El error más profundo, en esta situación de inseguridad percibida por algunos como de raíz social, por otros de raíz climática, sería pensar en educar y planear la ciudad de la seguridad tal y como se hizo la ciudad del trabajo. Sustituir un monocultivo urbano, que nos llevó a abandonar la complejidad, quizás desconocida formalmente pero entendida y respetada en los desarrollos urbanos que precedieron la Segunda Modernidad, con otro monocultivo, no puede más que llevarnos a mares desconocidos, a las garras de efectos que desde aquí no podemos ni predecir.
Esto no significa dejar a lado la cuestión urbana de la seguridad, ni mucho menos contestar políticamente la ausencia de riesgos concretos por nuestras ciudades. La evidencia de los efectos climáticos es ya tan evidente que sólo un estafador o un loco negarían el hecho, y, desde el punto de vista social, es preciso que se tenga que contestar al relato de la inseguridad con propuestas y soluciones alternativas a la segregación antes que negar el discurso.
Si hace falta enfrentarse al tema desde un punto de vista urbano, sin perderse en una teoría de la ciudad segura, o resiliente, necesitamos volver a una visión más humanística, compleja, de la producción del espacio.
Hace casi 60 años, en el año de su desaparición, el urbanista, politico y empresario italiano Adriano Olivetti publicaba La città dell’uomo, una colección de sus discursos y escritos alrededor la ciudad y su planeamiento. En éstos encontramos una idea, la misma que el intentó realizar en sus fábricas, de la valorización del ser humano sobre y no obstante el trabajo, orientada a la satisfacción personal, social y cultural de la persona antes que del trabajador.

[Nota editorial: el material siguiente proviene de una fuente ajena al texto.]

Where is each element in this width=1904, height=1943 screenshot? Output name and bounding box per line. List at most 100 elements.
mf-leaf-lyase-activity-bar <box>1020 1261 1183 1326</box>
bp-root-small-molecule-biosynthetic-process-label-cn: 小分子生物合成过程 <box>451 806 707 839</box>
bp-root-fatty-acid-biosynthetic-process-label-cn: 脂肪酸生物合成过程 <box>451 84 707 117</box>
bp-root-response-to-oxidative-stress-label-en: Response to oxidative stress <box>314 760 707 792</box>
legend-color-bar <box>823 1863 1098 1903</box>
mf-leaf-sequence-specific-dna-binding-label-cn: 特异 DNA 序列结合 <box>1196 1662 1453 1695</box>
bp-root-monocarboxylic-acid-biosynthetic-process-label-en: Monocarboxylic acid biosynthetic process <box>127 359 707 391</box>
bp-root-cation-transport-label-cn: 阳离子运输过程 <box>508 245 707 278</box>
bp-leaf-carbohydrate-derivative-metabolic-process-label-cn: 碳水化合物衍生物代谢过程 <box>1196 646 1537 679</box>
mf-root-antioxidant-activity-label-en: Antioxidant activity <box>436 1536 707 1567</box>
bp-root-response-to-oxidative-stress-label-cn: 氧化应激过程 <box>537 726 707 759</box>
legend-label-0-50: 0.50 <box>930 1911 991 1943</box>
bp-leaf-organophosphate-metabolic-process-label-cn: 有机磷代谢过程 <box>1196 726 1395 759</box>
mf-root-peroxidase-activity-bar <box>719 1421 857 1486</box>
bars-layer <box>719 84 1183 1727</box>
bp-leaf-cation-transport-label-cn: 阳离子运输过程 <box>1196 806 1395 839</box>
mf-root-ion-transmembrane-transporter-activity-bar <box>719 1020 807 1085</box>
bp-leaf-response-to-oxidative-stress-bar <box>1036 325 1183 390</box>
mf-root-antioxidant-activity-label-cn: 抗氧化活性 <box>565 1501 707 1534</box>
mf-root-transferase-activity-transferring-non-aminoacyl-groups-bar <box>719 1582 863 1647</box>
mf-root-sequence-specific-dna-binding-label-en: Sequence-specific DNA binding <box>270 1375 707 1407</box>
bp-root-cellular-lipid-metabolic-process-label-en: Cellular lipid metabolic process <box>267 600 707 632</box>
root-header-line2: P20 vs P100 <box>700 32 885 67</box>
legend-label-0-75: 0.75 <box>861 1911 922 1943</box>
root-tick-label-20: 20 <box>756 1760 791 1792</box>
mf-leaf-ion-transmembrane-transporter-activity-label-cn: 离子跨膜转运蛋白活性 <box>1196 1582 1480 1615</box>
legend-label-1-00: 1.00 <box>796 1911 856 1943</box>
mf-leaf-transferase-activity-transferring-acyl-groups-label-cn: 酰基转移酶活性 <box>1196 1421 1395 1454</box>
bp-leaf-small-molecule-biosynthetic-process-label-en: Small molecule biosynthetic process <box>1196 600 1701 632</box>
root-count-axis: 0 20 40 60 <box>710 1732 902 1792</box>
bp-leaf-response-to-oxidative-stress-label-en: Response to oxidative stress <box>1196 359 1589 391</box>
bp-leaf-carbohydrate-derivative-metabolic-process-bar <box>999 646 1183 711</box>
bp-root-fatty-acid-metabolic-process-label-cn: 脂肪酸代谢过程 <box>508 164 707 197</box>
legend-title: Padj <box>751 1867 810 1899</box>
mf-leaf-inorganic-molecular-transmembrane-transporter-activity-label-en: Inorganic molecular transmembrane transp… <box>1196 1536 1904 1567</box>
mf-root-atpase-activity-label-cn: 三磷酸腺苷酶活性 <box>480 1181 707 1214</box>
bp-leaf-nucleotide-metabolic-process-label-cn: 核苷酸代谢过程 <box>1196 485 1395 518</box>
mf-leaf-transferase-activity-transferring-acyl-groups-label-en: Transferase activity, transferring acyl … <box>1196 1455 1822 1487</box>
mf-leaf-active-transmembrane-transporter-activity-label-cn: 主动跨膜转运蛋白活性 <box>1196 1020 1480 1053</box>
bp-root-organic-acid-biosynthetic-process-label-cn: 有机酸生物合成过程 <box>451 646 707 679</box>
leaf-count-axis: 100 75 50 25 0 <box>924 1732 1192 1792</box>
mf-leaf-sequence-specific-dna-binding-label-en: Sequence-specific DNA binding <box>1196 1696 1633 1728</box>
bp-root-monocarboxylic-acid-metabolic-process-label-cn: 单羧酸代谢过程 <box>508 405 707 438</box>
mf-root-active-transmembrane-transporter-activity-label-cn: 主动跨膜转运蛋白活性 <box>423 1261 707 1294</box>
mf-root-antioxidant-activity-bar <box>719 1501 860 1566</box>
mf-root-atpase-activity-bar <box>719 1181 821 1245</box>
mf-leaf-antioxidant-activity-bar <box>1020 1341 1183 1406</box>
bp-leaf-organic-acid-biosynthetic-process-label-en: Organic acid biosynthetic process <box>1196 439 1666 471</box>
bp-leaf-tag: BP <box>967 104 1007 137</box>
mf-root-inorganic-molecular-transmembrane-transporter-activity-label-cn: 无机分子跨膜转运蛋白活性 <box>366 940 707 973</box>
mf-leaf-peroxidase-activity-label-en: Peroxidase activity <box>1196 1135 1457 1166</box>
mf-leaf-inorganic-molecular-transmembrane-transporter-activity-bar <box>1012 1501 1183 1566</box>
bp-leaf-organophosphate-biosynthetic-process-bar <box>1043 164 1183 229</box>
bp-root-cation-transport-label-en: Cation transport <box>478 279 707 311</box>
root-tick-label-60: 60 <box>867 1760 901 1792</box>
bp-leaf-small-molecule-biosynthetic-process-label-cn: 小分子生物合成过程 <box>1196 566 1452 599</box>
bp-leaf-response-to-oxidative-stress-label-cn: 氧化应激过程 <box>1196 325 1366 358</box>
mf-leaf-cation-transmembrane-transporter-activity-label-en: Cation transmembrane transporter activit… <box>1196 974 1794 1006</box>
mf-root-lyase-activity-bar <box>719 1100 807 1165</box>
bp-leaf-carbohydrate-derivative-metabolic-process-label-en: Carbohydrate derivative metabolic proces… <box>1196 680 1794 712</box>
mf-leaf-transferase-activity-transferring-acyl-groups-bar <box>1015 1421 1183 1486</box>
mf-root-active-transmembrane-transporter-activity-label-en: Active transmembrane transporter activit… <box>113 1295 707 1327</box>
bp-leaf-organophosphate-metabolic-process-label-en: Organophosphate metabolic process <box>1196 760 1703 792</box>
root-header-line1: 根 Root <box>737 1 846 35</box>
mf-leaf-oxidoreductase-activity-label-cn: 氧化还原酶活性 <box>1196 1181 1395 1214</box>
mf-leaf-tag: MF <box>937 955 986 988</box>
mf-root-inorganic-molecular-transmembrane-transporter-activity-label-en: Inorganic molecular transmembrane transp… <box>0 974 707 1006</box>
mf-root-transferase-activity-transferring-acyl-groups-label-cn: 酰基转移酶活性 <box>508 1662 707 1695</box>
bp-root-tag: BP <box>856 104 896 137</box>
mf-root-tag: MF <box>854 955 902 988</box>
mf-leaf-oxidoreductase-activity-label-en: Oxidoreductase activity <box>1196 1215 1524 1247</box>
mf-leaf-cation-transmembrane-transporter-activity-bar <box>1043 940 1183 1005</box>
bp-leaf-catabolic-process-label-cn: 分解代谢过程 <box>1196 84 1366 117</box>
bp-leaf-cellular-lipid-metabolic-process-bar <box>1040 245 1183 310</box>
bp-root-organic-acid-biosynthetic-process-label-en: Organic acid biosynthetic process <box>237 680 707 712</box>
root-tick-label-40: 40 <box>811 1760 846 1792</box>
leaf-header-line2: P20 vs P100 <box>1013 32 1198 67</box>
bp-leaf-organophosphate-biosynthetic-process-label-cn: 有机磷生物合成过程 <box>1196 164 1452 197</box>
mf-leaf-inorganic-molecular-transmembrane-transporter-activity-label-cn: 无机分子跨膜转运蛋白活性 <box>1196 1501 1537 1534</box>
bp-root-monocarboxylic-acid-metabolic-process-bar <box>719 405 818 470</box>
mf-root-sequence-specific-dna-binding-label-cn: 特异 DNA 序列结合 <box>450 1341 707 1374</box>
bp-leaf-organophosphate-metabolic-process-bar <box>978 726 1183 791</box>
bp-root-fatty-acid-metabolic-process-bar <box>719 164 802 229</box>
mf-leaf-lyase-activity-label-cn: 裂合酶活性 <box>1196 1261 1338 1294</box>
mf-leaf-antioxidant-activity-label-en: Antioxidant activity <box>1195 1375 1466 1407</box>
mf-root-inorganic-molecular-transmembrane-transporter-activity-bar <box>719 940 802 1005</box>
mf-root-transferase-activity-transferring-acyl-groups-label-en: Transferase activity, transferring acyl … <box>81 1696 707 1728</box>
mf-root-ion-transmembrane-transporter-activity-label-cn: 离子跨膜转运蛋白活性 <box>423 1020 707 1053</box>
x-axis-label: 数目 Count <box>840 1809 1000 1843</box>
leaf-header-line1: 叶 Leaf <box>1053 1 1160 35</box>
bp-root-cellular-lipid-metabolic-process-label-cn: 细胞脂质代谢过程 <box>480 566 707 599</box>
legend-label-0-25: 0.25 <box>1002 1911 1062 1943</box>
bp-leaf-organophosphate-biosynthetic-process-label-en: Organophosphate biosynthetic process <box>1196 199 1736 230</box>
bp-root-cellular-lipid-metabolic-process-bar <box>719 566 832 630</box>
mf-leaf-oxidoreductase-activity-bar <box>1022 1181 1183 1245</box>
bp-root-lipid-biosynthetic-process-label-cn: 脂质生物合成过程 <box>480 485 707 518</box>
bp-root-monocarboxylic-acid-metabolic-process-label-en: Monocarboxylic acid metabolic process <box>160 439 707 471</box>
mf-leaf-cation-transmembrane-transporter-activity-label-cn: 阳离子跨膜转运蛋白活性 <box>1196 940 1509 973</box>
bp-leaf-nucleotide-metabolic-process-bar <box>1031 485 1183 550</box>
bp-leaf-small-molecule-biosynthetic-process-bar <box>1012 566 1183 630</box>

«Hoy a menudo tenemos que afrontar una elección dolorosa entre lo útil y lo hermoso, entre ejecución rápida y larga preparación, entre centralización y descentralización, entre autoridad y libertad. Estamos en una situación en que estas antinomias, en lugar de reconciliarse, se proyectan todavía como alternativas, que nos traen ecos de esos ideales de belleza y armonía que podrían ser fundamentos de una autentica civilidad» (Olivetti, 1960). Precisando su idea desde el punto de vista urbanístico, Olivetti afirma que el trabajo del urbanista no puede prescindir del desarrollo de un corazón capaz de proporcionar humanidad a una ciudad que se convierta en hogar de la colectividad: «Nuestro urbanista sabe que los barrios no vivirán si en ellos no se ha dibujado un corazón, y que este corazón no podrá funcionar si se presenta privado de alma, capaz de dar al barrio una luz propia, haciendo de ello una célula libre de la nueva ciudad». Olivetti propone esta visión creativa del urbanista lejana del urbanista deus ex machina de la ciudad del trabajo, encargado de desarrollar completamente un mundo para el trabajo y laproducción. Su ideal de producción urbana «no tiene que proponer metas prefijadas porque el urbanista tiene el deber de ayudar la Comunidad a darse un propósito y una colectividad, de la cual tiene que ser interprete».
Llegando desde un punto de vista diferente, defendiendo la necesidad de un trabajo integral de planificación del riesgo, sobrepasando una visión de ello como tema autónomo, Dan Lewis y Jaana Mioch, en su Vulnerabilidad urbana y buen gobierno, afirman que: «El desarrollo de la comunidad y la reducción de la vulnerabilidad son dos aspectos del mismo proceso … Por lo tanto, es esencial integrar la reducción de riesgos en cada plan de desarrollo, ya que uno sin el otro no puede existir». Si esta posición implica un crecimiento desde una noción técnica de seguridad, que conecta ésta al desarrollo de comunidad, más bien, recordando la lección de Olivetti, podríamos decir que es esencial integrar la planificación (interpretación) de la comunidad, de su independencia, satisfacción y realización en cada plan y proyecto de la ciudad segura.